Des textes d’application attendus avant le 22 août 2022
Des décrets en Conseil d'État précisent :
- la nature des travaux de rénovation lourde, affectant les structures porteuses du bâtiment et les aires de stationnement, couverts par cette obligation ;
- les critères relatifs aux exonérations.
Les caractéristiques minimales que doivent respecter les systèmes de végétalisation installés sur le bâtiment sont fixées par arrêté.
Ces textes sont publiés dans un délai d'un an à compter du 22 août 2021.
Un arrêté définit également les cas dans lesquels tout ou partie de l'obligation est écartée ou soumise à des conditions de mise en œuvre spécifiques pour les installations classées soumises à autorisation, enregistrement ou déclaration, dès lors que les obligations sont incompatibles avec les caractéristiques de l'installation.
Double obligation pour les parcs de stationnement ouverts au public
Un nouvel article L 111-19-1 du code de l'urbanisme prévoit que les parcs de stationnement extérieurs de plus de 500 m2 associés aux bâtiments mentionnés ci-dessus ainsi que les nouveaux parkings extérieurs ouverts au public de plus de 500 m2 doivent intégrer sur au moins la moitié de leur surface :
- des revêtements de surface, des aménagements hydrauliques ou des dispositifs végétalisés favorisant la perméabilité et l'infiltration des eaux pluviales ou leur évaporation ;
- des dispositifs végétalisés ou des ombrières concourant à l'ombrage de ces parcs, dès lors que l'un ou l'autre de ces dispositifs n'est pas incompatible avec la nature du projet ou du secteur d'implantation et ne porte pas atteinte à la préservation du patrimoine architectural ou paysager. Si ces parcs comportent des ombrières, celles-ci intègrent un procédé de production d'énergies renouvelables sur la totalité de leur surface.

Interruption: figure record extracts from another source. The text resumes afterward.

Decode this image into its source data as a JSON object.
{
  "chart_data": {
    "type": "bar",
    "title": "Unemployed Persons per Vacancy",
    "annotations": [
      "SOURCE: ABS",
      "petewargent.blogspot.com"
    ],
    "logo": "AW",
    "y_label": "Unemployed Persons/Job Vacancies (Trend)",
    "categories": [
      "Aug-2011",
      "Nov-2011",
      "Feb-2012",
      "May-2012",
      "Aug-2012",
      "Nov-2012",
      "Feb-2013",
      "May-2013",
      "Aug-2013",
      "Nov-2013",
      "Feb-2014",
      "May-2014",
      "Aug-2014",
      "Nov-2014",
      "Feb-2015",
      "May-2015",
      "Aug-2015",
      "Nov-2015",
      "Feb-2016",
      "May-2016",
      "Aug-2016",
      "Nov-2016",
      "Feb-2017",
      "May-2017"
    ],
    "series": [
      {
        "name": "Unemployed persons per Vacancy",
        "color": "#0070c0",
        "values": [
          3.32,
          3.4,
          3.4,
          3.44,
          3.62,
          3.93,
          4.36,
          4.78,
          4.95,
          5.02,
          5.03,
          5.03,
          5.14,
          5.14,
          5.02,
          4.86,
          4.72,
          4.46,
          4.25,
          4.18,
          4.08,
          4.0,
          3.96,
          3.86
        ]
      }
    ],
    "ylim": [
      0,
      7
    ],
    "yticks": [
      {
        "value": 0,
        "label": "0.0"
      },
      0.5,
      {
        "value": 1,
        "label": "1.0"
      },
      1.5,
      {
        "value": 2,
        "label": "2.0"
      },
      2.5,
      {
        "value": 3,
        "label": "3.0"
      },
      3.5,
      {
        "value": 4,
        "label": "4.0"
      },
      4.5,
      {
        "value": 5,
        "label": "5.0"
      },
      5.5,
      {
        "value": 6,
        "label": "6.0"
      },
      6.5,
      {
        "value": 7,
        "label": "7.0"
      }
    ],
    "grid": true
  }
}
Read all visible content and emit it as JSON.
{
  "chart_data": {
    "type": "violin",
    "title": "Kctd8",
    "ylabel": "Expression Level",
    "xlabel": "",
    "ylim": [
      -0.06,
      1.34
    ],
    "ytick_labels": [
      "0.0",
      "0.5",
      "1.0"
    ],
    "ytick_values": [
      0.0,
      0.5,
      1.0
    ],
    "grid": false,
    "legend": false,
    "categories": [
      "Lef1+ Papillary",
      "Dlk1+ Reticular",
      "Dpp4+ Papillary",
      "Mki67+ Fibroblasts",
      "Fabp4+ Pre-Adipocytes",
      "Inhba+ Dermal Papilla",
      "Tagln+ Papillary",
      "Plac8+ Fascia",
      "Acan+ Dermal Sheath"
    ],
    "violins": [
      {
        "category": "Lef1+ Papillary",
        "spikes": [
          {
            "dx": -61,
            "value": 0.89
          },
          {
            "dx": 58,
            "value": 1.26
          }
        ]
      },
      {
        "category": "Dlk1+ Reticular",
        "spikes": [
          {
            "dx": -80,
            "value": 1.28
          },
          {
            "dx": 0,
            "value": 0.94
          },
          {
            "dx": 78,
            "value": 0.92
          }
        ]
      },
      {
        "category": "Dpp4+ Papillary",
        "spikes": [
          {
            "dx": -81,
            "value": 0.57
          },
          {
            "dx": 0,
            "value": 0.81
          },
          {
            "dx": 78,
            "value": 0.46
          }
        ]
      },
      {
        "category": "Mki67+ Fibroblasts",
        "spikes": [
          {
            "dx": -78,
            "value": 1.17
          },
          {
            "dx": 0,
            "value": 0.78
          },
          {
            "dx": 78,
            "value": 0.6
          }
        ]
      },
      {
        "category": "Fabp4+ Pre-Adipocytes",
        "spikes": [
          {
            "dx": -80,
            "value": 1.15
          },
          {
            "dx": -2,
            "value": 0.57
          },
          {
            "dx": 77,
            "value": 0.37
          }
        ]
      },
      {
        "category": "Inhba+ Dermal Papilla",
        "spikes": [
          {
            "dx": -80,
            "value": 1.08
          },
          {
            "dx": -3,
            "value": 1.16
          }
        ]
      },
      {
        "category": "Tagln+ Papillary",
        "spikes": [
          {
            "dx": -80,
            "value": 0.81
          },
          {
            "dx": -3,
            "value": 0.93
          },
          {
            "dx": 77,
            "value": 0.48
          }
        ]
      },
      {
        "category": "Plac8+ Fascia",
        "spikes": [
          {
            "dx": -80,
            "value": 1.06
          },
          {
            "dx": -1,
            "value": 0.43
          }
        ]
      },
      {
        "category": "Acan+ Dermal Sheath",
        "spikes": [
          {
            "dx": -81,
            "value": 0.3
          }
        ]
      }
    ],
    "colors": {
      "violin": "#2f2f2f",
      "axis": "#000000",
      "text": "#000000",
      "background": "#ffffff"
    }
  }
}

Ces obligations ne s'appliquent pas aux parcs de stationnement qui, en raison de contraintes techniques, de sécurité, architecturales ou patrimoniales, ne permettent pas l'installation des procédés et dispositifs, ou lorsque cette obligation ne peut être satisfaite dans des conditions économiquement acceptables du fait de contraintes techniques. Les critères relatifs à ces exonérations sont précisés par décret.
Cette obligation s'applique aux demandes d'autorisation de construction ou d'aménagement d'urbanisme déposées à compter du 1er juillet 2023.
En cas de conclusion d'un nouveau contrat de concession de service public, de prestation de service ou de bail commercial portant sur la gestion d'un parc de stationnement ou son renouvellement, ces deux obligations s’appliquent de la même manière que pour les parkings neufs.